One of the exhibit’s star pieces is a 1911 self-portrait of Oppenheimer that, for decades, was thought to be lost, and it is now on public display for the first time in 110 years. The museum acquired it in August, after negotiating an agreement with a private collector and the rightful heirs of Oskar Reichel, a Jewish doctor and art dealer who, after the Anschluss, the annexation of Austria to the Third Reich in 1938, was persecuted by the Nazis and died in Vienna in 1943. It is difficult not to relate the drawing of the broken hand on the canvas to Schiele.

As the wider world was crumbling around him in the Great War, Oppenheimer, an anarcho-pacifist dand y— ”an eternal outsider who longed for sociability,” as Wipplinger put it — took refuge in Switzerland and entertained himself by founding Dadaism with artists of different nationalities. In Zurich, he actively participated in Cabaret Voltaire’s nihilistic program.

On several occasions, he settled in Berlin in pursuit of greater tolerance for his homosexuality and of the artistic hotbed that had taken over from Vienna as the cultural capital of the roaring 1920s. Oppenheimer frequented the bohemian headquarters in the Charlottenburg district, the Romanisches Café (known as the Olympus of useless arts), and experimented with the “new objectivity” when the movement didn’t have a name yet and which Joseph Roth defined as “the commercialization of the joy of living.” The paintings The Orchestra and Six-Day Race are emblematic of this period.

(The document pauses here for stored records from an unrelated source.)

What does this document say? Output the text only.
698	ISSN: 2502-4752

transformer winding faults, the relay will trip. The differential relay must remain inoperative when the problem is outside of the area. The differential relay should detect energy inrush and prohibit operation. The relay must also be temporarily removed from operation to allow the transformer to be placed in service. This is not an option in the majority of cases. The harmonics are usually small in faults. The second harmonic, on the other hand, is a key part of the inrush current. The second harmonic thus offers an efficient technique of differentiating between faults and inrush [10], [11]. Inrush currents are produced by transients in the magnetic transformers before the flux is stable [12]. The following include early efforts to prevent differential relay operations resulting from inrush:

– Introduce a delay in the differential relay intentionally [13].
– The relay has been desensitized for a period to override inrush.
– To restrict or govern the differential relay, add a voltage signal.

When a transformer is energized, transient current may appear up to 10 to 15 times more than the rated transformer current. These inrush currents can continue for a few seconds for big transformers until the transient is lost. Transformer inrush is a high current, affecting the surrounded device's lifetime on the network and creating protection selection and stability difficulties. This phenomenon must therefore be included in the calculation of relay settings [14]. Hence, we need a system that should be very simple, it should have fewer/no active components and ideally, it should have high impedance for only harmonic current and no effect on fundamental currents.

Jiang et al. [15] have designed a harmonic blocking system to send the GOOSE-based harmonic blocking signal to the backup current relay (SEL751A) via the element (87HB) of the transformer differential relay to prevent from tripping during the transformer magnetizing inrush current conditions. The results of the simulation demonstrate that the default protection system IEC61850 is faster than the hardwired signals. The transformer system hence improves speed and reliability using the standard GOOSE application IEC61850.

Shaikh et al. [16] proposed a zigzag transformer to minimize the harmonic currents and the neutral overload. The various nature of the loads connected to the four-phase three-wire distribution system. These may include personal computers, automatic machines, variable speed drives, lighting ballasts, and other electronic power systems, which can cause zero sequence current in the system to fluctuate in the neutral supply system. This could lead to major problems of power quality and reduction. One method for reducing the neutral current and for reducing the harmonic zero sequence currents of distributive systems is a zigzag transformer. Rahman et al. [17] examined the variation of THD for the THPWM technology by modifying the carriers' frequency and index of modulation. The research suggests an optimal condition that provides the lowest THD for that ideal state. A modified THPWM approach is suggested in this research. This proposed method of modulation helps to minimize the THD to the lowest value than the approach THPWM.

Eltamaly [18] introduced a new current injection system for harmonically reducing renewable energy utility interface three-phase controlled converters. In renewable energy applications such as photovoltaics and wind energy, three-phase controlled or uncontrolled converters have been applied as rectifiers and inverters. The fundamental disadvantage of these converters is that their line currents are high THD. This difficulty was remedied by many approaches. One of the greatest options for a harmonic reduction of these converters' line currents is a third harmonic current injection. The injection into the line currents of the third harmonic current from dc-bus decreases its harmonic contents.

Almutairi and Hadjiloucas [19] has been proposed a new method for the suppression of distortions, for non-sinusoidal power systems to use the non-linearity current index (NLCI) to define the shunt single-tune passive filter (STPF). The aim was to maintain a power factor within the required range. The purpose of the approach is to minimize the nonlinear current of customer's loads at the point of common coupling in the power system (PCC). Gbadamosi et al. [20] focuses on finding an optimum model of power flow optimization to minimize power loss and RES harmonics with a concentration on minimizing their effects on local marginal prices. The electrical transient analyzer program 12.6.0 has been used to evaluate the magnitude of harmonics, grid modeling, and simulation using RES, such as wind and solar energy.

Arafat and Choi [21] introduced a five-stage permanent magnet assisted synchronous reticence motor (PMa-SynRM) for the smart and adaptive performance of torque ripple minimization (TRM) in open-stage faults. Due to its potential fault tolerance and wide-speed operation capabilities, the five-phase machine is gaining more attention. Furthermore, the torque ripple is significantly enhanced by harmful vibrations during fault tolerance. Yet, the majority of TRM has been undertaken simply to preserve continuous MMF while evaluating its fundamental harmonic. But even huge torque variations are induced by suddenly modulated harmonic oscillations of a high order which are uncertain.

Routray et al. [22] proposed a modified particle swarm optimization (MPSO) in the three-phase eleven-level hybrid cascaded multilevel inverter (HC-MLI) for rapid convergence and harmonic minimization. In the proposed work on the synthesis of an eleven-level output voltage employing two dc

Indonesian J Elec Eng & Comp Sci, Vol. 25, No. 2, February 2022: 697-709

When the Nazis seized power, Oppenheimer’s days in Berlin were numbered: he was of Jewish descent and would soon be labeled a degenerate artist. The exhibition displays an anonymous black-and-white photograph of his 1926 portrait of former mayor Gustav Böss, hung in the window of an SA (Nazi Party storm troopers) tavern to defame him. The photo is next to the original canvas.

'Mother and Daughter' (Malvine and Raimund Reichel), 1911.
'Mother and Daughter' (Malvine and Raimund Reichel), 1911.Museum moderner Kunst Stiftung Ludwig Wien

Oppenheimer returned to Vienna, but the Anschluss forced him to flee again, first to Switzerland and then to the United States. He left his best works in Austria, not knowing if he would ever be able to get them back. On June 20, 1938, he wrote to his gallery owner: “All my drawings, about 100 sheets, all the graphic work and everything I left in my apartment was stolen, that is, looted.”

Exile, apathy and oblivion awaited him. “It was necessary to correct the art historiography with a large-scale retrospective,” Wipplinger says. He adds that “in the triumvirate of Austrian Expressionism, Egon Schiele and Oskar Kokoschka always occupy the center and, incomprehensibly, Oppenheimer appears in a corner. Even in the art scene, they are unaware of his pioneering role in the development of psychological portraiture and the landscape of the soul. In light of Oppenheimer’s successful career and innovative methods, it is surprising that his work not only went unrecognized over the past few decades, but virtually faded into oblivion.”

Oppenheimer died in 1954. It took three days to find his lifeless body in his New York home.